Soulja Boy sure got the military up in arms when he utterd "f" the Army, and then dared advise troops to "be your own man." Somewhat curious though, was the absence of any indignation over Soulja Boy's trademark four-letter filth. In fact, as the military rushed to ban Soulja Boy recordings, the language thing seemed to be virtually off limits. And I think I know why.

Make no mistake: The Army was the absolute filthiest environment I ever had the misfortune to be in the midst of. Granted, I was no doubt a bit naive when I enlisted, but in all fairness, I was also a teenager. Like Marine recruit Jason Tharp.

That ol' Army recruiter really had me suckered. Slick literature, warm handshakes, and cordial, seemingly earnest conversations sorta like you might expect from a Sunday school teacher. Never ever not once did he utter so much as even the mildest slang.

Right. And talk about a rude awakening. When I started basic training at Ft. Jackson, South Carolina, four-letter filth spouted by those in charge was constant ad nauseum. And the "f" word reigned supreme. From sergeants to officers, there seemed to be a deliberate attempt to keep young minds in the gutter. On one occasion, a major was directing a march, and our group was to repeat after him an obscene scenario as we marched in cadence to the words. It depicted an encounter with a girl named Mary, concluding with "and there I f'd her on the ground."

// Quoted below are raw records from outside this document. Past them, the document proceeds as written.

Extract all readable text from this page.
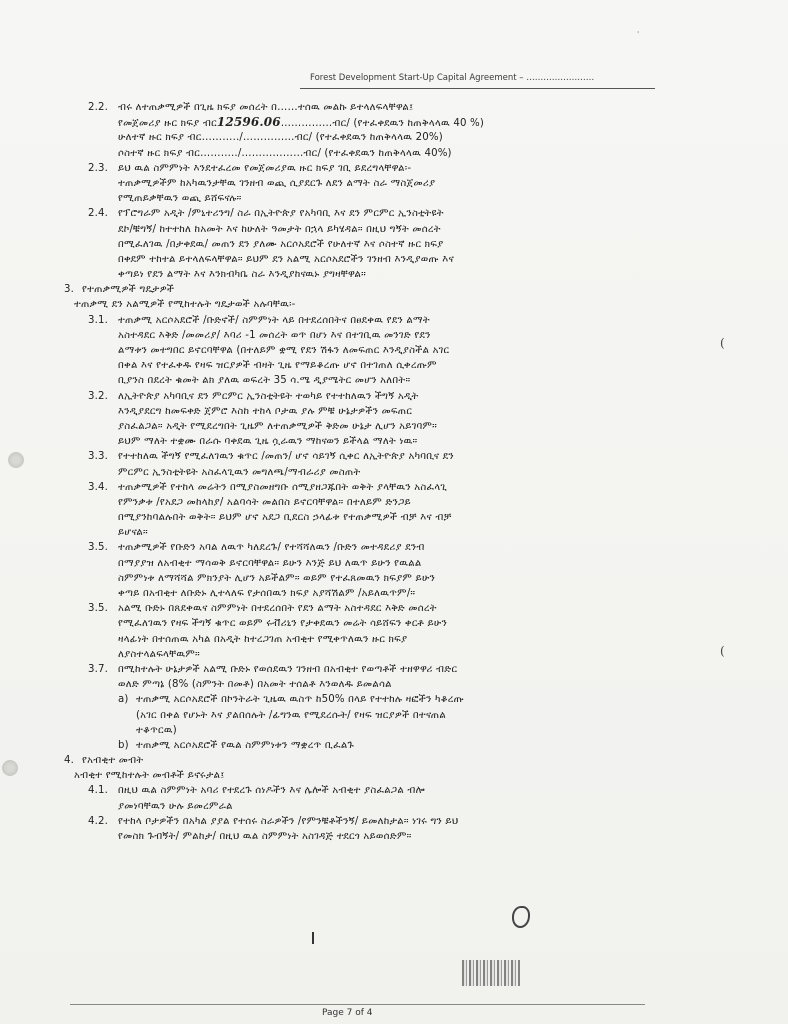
'
Forest Development Start-Up Capital Agreement – ……………………
2.2. ብሩ ለተጠቃሚዎች በጊዜ ክፍያ መሰረት በ……ተሰዉ መልኩ ይተላለፍላቸዋል፤
የመጀመሪያ ዙር ክፍያ ብር12596.06……………ብር/ (የተፈቀደዉን ከጠቅላላዉ 40 %)
ሁለተኛ ዙር ክፍያ ብር………../……………ብር/ (የተፈቀደዉን ከጠቅላላዉ 20%)
ሶስተኛ ዙር ክፍያ ብር………../………………ብር/ (የተፈቀደዉን ከጠቅላላዉ 40%)
2.3. ይህ ዉል ስምምነት እንደተፈረመ የመጀመሪያዉ ዙር ክፍያ ገቢ ይደረግላቸዋል፡-
ተጠቃሚዎችም ከአካዉንታቸዉ ገንዘብ ወጪ ሲያደርጉ ለደን ልማት ስራ ማስጀመሪያ
የሚጠይቃቸዉን ወጪ ይሸፍናሉ።
2.4. የፕሮግራም አዲት /ምኒተሪንግ/ ስራ በኢትዮጵያ የአካባቢ እና ደን ምርምር ኢንስቲትዩት
ደኮ/ቹግኝ/ ከተተከለ ከአመት እና ከሁለት ዓመታት በኋላ ይካሄዳል። በዚህ ግኝት መሰረት
በሚፈለገዉ /በታቀደዉ/ መጠን ደን ያለሙ አርሶአደሮች የሁለተኛ እና ሶስተኛ ዙር ክፍያ
በቀደም ተከተል ይተላለፍላቸዋል። ይህም ደን አልሚ አርሶአደሮችን ገንዘብ እንዲያወጡ እና
ቀጣይነ የደን ልማት እና እንክብካቤ ስራ እንዲያከናዉኑ ያግዛቸዋል።
3. የተጠቃሚዎች ግዴታዎች
ተጠቃሚ ደን አልሚዎች የሚከተሉት ግዴታወች አሉባቸዉ፡-
3.1. ተጠቃሚ አርሶአደሮች /ቡድኖች/ ስምምነት ላይ በተደረሰበትና በፀደቀዉ የደን ልማት
አስተዳደር እቅድ /መመሪያ/ እባሪ -1 መሰረት ወጥ በሆነ እና በተገቢዉ መንገድ የደን
ልማቱን መተግበር ይኖርባቸዋል (በተለይም ቋሚ የደን ሽፋን ለመፍጠር እንዲያስችል አገር
በቀል እና የተፈቀዱ የዛፍ ዝርያዎች ብዛት ጊዜ የማይቆረጡ ሆኖ በተገጠለ ሲቀረጡም
ቢያንስ በደረት ቁመት ልክ ያለዉ ወፍረት 35 ሳ.ሜ ዲያሜትር መሆን አለበት።
3.2. ለኢትዮጵያ አካባቢና ደን ምርምር ኢንስቲትዩት ተወካይ የተተከለዉን ችግኝ አዲት
እንዲያደርግ ከመፍቀድ ጀምሮ እስከ ተከላ ቦታዉ ያሉ ምቹ ሁኔታዎችን መፍጠር
ያስፈልጋል። አዲት የሚደረግበት ጊዜም ለተጠቃሚዎች ቅድመ ሁኔታ ሊሆን አይገባም።
ይህም ማለት ተቋሙ በራሱ ባቀደዉ ጊዜ ሷራዉን ማከናወን ይችላል ማለት ነዉ።
3.3. የተተከለዉ ችግኝ የሚፈለገዉን ቁጥር /መጠን/ ሆኖ ሳይገኝ ሲቀር ለኢትዮጵያ አካባቢና ደን
ምርምር ኢንስቲትዩት አስፈላጊዉን መግለጫ/ማብራሪያ መስጠት
3.4. ተጠቃሚዎች የተከላ መሬትን በሚያስመዘግቡ ሰሚያዘጋጁበት ወቅት ያላቸዉን አስፈላጊ
የምንቃቱ /የአደጋ መከላከያ/ አልባሳት መልበስ ይኖርባቸዋል። በተለይም ድንጋይ
በሚያንከባልሉበት ወቅት። ይህም ሆኖ አደጋ ቢደርስ ኃላፊቱ የተጠቃሚዎች ብቻ እና ብቻ
ይሆናል።
3.5. ተጠቃሚዎች የቡድን አባል ለዉጥ ካለደረጉ/ የተሻሻለዉን /ቡድን መተዳደሪያ ደንብ
በማያያዝ ለአብቂተ ማሳወቅ ይኖርባቸዋል። ይሁን እንጅ ይህ ለዉጥ ይሁን የዉልል
ስምምነቱ ለማሻሻል ምክንያት ሊሆን አይችልም። ወይም የተፈጸመዉን ክፍያም ይሁን
ቀጣይ በአብቂተ ለቡድኑ ሊተላለፍ የታሰበዉን ክፍያ አያሻሽልም /አይለዉጥም/።
3.5. አልሚ ቡድኑ በጸደቀዉና ስምምነት በተደረሰበት የደን ልማት አስተዳደር እቅድ መሰረት
የሚፈለገዉን የዛፍ ችግኝ ቁጥር ወይም ሩቭሪኒን የታቀደዉን መሬት ሳይሸፍን ቀርቶ ይሁን
ዛላፊነት በተሰጠዉ አካል በአዲት ከተረጋገጠ አብቂተ የሚቀጥለዉን ዙር ክፍያ
ለያስተላልፍላቸዉም።
3.7. በሚከተሉት ሁኔታዎች አልሚ ቡድኑ የወሰደዉን ገንዘብ በአብቂተ የወጣቶች ተዘዋዋሪ ብድር
ወለድ ምጣኔ (8% (ስምንት በመቶ) በአመት ተሰልቶ እንወለዱ ይመልሳል
a) ተጠቃሚ አርሶአደሮች በኮንትራት ጊዜዉ ዉስጥ ከ50% በላይ የተተከሉ ዛፎችን ካቆረጡ
(አገር በቀል የሆኑት እና ያልበሰሉት /ፊግንዉ የሚደረሱት/ የዛፍ ዝርያዎች በተናጠል
ተቆጥርዉ)
b) ተጠቃሚ አርሶአደሮች የዉል ስምምነቱን ማቋረጥ ቢፈልጉ
4. የአብቂተ መብት
አብቂተ የሚከተሉት መብቶች ይኖሩታል፤
4.1. በዚህ ዉል ስምምነት አባሪ የተደረጉ ሰነዶችን እና ሌሎች አብቂተ ያስፈልጋል ብሎ
ያመነባቸዉን ሁሉ ይመረምራል
4.2. የተከላ ቦታዎችን በአካል ያያል የተሰሩ ስራዎችን /የምንቹቶችንኝ/ ይመለከታል። ነገሩ ግን ይህ
የመስክ ጉብኝት/ ምልከታ/ በዚህ ዉል ስምምነት አስገዳጅ ተደርጎ አይወሰድም።
(
(
Page 7 of 4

Over the years, and especially considering the Army's pornographic torture of prisoners at Abu Graib, I've come to wonder if the constant barrage of verbal garbage has an even more sinister intent than one might think. Is it aimed, perhaps, at densensitizing "the troops" to such things as contrived sexual degradation? The programming, perhaps, of a subconscious willingness to rape, literally and figuratively, those hapless inhabitants of distant lands? I've had similar thoughts regarding the gang style savagery dished out - in front of other trainees - to Marine recruit Jason Tharp.

Soulja Boy's filthy, Army style language is most certainly repulsive. Nonetheless, he apparently suffered a few rational thoughts regarding the hired guns that carry out America's imperialistic, undeclared wars, dared to exercise a bit of free speech, and got waylaid by a country that can stand most anything except the truth.

Update 10/6/2011 - Facebook blocked this post from appearing in real-time Public Posts, and immediately started blocking all of my subsequent posts from appearing in that venue, regardless of the topic. This latest bout of censorship remains in effect.

Updates 5/22/2013 -
The commanding general of Ft. Jackson, South Carolina, Bryan Roberts, has been suspended in connection with charges of adultery and involvement in a physical altercation: http://www.wistv.com/story/22378270/fort-jackson-commander-facing-adultery-charges 

As mentioned above, this post met with censorship. That prompted me to publish another post, "Military rapes prompt censorship"

Update 5/5/2015 - Had to laugh regarding recent news that Christians are finally viewing the military as a "hostile work environment." Somehow, ever since reading the Sermon on the Mount, I've been unable to visualize Jesus decked out in a military uniform, intent on butchering His enemies. One of my all-time favorite literary works is Mark Twain's "The War Prayer." War is as un-Christian as anything gets.